People are already contributing a ton to Norway, with a tax-to-GDP ratio of approximately 42.2%. Norway has a sovereign wealth fund with over US$1.9 trillion in assets. Not getting taxed even more by Norway is hardly unreasonable.
At what point can we say people have contributed enough to help Norway?
This trend is increasing across the whole continent and it's extremely bleak. The only growth sector in all of Europe is government spending. Aging populations mean social outlays are increasing every year, while the private sector is being actively looted by governments, stifled, and chased away so the economy isn't growing enough to fund the increasing social welfare demands.
Somehow my child understands that money must be earned before it can be taken away and redistributed, but the adults with PhDs can't figure this one out.
It's a death spiral of deficits, political instability, and more stupid policy like increasing taxes in countries that already have the highest taxes in the world.
Luckily Norway has oil wealth so they could probably afford to completely kill their private sector and chase away all private capital. It will just deepen their status as a petro-state. Becoming white Saudi Arabia is a bizarre goal for socialist politicians who also claim to be "moral" and care about "the environment." But as the saying goes, the children of wealth tend to make dumb decisions.
You're talking about taxing income but the wealth tax is not a tax on the income. Wealthy individuals pay MUCH lower taxes (in terms of the effective tax rate) than poor oflr middle-class people.
A good example of that is the UK, where the income is taxed up to 65% (marginal tax rate between £125k and £150k) while at the same millionaire getting their money from capital gains is taxed between 24% and 32%. Of course unless the money if funneled through the shell companies (common) and the effective rate dips well under 10%
As a person who pays their tax id like wealthy individuals to pay the same rate. Simple as that.
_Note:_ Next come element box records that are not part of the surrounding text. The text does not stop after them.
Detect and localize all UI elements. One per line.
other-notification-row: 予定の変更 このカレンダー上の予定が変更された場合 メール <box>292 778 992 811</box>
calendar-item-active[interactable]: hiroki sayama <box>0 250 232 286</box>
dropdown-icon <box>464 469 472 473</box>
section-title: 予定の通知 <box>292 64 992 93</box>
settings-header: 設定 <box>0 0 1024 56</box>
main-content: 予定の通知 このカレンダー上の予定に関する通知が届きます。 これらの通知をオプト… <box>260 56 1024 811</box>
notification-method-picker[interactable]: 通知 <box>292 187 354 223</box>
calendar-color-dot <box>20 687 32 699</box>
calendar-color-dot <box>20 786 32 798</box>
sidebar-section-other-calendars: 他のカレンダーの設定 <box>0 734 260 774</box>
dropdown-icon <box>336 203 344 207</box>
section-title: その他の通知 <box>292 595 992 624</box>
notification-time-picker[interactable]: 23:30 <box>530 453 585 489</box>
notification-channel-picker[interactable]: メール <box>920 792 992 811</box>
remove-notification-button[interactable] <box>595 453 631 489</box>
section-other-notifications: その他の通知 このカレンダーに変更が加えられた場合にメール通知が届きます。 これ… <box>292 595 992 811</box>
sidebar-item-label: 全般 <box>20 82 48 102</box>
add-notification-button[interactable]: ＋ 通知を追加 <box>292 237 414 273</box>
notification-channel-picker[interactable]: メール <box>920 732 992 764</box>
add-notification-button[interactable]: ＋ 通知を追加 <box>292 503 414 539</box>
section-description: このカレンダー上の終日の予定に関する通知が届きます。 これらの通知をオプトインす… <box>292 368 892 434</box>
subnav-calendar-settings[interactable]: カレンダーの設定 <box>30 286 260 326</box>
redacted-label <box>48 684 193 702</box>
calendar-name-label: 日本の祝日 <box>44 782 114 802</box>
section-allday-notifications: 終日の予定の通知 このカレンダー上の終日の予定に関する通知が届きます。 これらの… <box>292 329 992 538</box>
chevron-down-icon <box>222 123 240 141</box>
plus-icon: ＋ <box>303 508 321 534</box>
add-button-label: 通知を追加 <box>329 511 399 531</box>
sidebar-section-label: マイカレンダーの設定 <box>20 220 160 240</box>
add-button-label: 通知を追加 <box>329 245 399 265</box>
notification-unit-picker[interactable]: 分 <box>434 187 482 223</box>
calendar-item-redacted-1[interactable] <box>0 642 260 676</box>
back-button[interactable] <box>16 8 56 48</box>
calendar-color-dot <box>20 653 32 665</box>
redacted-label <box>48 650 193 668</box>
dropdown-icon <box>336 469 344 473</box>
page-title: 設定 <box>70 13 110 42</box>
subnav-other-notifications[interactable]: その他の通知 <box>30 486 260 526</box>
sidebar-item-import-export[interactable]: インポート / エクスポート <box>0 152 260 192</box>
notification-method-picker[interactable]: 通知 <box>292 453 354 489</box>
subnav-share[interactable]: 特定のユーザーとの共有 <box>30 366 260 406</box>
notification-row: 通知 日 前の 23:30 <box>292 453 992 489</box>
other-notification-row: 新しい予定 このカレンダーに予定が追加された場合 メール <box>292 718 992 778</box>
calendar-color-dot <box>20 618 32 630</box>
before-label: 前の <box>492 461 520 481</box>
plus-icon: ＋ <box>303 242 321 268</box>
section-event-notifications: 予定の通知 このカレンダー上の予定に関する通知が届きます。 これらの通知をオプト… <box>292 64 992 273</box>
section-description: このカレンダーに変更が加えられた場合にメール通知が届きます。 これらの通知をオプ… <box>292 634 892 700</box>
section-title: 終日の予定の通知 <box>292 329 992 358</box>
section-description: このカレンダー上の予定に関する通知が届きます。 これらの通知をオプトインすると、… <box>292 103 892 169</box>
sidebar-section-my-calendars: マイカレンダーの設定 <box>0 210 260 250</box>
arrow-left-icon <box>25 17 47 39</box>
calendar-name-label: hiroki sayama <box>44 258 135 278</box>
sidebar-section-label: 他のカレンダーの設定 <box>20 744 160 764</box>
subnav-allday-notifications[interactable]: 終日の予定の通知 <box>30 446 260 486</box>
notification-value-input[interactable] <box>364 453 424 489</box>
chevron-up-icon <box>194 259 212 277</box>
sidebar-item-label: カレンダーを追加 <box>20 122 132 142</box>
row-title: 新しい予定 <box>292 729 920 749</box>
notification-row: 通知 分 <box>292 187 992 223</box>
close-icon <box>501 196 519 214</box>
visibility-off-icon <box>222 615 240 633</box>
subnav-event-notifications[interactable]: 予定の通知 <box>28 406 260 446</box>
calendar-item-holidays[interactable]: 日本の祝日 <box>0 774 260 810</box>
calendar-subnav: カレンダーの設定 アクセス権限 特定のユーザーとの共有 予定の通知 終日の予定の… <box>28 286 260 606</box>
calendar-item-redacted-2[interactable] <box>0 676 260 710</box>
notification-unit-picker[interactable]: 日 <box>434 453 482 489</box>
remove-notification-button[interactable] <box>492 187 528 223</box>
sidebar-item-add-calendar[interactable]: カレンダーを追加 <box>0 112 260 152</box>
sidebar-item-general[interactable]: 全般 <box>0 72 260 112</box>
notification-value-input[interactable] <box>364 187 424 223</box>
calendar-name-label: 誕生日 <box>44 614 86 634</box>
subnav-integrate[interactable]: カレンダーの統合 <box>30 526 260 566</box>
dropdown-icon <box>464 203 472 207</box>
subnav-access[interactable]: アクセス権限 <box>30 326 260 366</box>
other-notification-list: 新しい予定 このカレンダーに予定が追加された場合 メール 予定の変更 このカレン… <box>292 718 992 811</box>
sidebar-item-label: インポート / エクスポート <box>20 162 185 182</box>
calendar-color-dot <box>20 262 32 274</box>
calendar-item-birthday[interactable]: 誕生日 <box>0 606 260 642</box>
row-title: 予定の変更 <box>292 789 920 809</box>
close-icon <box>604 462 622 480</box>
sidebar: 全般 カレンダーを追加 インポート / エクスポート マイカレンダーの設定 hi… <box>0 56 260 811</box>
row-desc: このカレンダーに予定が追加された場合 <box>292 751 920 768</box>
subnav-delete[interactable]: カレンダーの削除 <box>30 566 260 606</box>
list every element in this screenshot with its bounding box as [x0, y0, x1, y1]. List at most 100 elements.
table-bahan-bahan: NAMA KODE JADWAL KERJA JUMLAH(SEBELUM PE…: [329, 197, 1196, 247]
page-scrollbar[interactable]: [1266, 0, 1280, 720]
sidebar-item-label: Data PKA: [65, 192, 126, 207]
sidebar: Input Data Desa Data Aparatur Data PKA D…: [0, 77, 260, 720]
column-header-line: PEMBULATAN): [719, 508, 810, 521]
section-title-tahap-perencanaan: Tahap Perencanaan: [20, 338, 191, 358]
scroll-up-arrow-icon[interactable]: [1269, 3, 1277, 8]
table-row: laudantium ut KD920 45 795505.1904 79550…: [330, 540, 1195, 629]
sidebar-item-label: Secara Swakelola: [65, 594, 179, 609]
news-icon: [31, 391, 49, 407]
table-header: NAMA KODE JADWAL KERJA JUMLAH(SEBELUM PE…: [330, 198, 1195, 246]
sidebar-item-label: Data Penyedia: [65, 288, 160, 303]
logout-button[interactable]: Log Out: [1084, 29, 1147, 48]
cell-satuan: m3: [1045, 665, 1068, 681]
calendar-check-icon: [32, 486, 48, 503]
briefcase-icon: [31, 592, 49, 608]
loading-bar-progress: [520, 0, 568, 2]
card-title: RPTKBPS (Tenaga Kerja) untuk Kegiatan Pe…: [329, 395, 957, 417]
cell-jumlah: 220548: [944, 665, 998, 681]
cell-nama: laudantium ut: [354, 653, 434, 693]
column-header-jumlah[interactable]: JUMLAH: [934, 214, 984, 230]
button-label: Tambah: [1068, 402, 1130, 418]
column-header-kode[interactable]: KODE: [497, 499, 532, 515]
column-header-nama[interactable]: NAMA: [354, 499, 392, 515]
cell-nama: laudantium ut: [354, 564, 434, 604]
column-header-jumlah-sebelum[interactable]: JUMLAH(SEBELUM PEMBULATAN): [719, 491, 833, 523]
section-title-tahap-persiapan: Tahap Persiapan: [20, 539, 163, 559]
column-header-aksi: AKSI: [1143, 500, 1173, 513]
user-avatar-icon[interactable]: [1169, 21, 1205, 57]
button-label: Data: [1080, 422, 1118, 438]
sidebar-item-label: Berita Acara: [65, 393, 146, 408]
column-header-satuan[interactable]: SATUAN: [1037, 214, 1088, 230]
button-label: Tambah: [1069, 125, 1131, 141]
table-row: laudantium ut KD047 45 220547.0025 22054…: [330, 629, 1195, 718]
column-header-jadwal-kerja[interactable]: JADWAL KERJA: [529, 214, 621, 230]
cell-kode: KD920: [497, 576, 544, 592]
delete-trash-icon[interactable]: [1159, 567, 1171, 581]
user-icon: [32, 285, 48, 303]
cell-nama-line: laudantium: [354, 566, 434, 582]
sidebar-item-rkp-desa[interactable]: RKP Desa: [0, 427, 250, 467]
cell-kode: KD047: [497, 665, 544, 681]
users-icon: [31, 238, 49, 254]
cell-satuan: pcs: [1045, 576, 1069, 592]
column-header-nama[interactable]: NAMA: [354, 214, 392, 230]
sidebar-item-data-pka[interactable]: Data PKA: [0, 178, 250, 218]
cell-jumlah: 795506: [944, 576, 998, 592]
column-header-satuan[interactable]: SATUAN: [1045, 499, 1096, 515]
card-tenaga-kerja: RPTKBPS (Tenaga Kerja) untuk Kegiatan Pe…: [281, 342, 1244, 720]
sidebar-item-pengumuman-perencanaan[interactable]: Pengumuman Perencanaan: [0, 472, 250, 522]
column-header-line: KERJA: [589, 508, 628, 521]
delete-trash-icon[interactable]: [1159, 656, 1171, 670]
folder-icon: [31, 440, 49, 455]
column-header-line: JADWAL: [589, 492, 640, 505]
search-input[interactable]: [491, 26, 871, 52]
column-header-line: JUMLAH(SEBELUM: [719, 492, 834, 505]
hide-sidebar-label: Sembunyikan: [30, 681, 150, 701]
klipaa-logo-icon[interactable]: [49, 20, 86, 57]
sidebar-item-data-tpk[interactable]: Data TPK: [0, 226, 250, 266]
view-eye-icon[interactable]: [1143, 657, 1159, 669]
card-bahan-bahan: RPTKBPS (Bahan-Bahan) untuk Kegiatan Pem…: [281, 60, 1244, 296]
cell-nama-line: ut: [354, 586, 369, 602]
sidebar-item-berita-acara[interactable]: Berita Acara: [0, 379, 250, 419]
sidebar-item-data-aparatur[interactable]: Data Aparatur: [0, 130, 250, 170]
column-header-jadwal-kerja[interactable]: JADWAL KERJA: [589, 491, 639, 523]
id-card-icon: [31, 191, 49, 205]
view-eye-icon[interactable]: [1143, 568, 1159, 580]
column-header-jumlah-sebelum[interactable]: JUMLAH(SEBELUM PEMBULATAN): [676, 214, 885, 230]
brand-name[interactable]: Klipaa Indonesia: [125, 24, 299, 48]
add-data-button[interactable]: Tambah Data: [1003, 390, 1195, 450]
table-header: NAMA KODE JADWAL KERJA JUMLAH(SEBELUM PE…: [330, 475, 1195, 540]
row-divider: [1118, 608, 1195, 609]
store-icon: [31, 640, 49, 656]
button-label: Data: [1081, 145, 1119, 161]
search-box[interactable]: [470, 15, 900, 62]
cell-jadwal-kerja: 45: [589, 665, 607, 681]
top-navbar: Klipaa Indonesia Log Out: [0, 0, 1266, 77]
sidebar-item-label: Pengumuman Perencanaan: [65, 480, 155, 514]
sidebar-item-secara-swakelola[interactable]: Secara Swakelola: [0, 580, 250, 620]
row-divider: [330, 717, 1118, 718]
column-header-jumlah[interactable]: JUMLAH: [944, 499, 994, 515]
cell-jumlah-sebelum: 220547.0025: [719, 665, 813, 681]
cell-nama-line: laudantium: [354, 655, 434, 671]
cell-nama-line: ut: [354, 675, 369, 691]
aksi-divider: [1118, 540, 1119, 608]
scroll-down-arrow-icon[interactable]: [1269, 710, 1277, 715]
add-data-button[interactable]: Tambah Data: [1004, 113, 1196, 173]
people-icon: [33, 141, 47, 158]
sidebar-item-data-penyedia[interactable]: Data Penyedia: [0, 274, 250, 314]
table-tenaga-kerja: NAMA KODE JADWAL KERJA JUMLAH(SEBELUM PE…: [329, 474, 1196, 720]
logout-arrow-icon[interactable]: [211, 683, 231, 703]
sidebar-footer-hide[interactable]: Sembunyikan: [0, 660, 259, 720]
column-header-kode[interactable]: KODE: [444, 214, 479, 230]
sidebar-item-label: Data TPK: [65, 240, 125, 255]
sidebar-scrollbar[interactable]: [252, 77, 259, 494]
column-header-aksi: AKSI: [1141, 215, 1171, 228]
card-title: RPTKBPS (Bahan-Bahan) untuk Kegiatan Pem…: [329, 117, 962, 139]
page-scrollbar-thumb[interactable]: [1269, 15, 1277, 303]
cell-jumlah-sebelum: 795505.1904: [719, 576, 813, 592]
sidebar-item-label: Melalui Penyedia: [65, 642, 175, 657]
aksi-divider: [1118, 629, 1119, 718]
You're talking about rates as if they are fungible, conflating income taxes, capital gains taxes, and wealth taxes. These all have different implementations and ideally different purposes, so the rates should be different.
Specifically, your UK example is just wrong.
For 2022–23, the average rate of income tax paid was:
Basic-rate taxpayers:10% of their income
Higher-rate taxpayers:22%
Additional-rate taxpayers (the very top):38%
So on average, the rich pay a higher effective income-tax rate than middle earners, not “much lower”. In the UK, roughly 60% of all income tax is paid by the top 10% of earners, and about 30% by the top 1%.
Because of the double taxation via a 25% corporation tax, for a typical UK investor, tax on capital income is often in the 40–50% range, depending on how the gain is classed.
At what point can we say people have contributed enough to help Norway?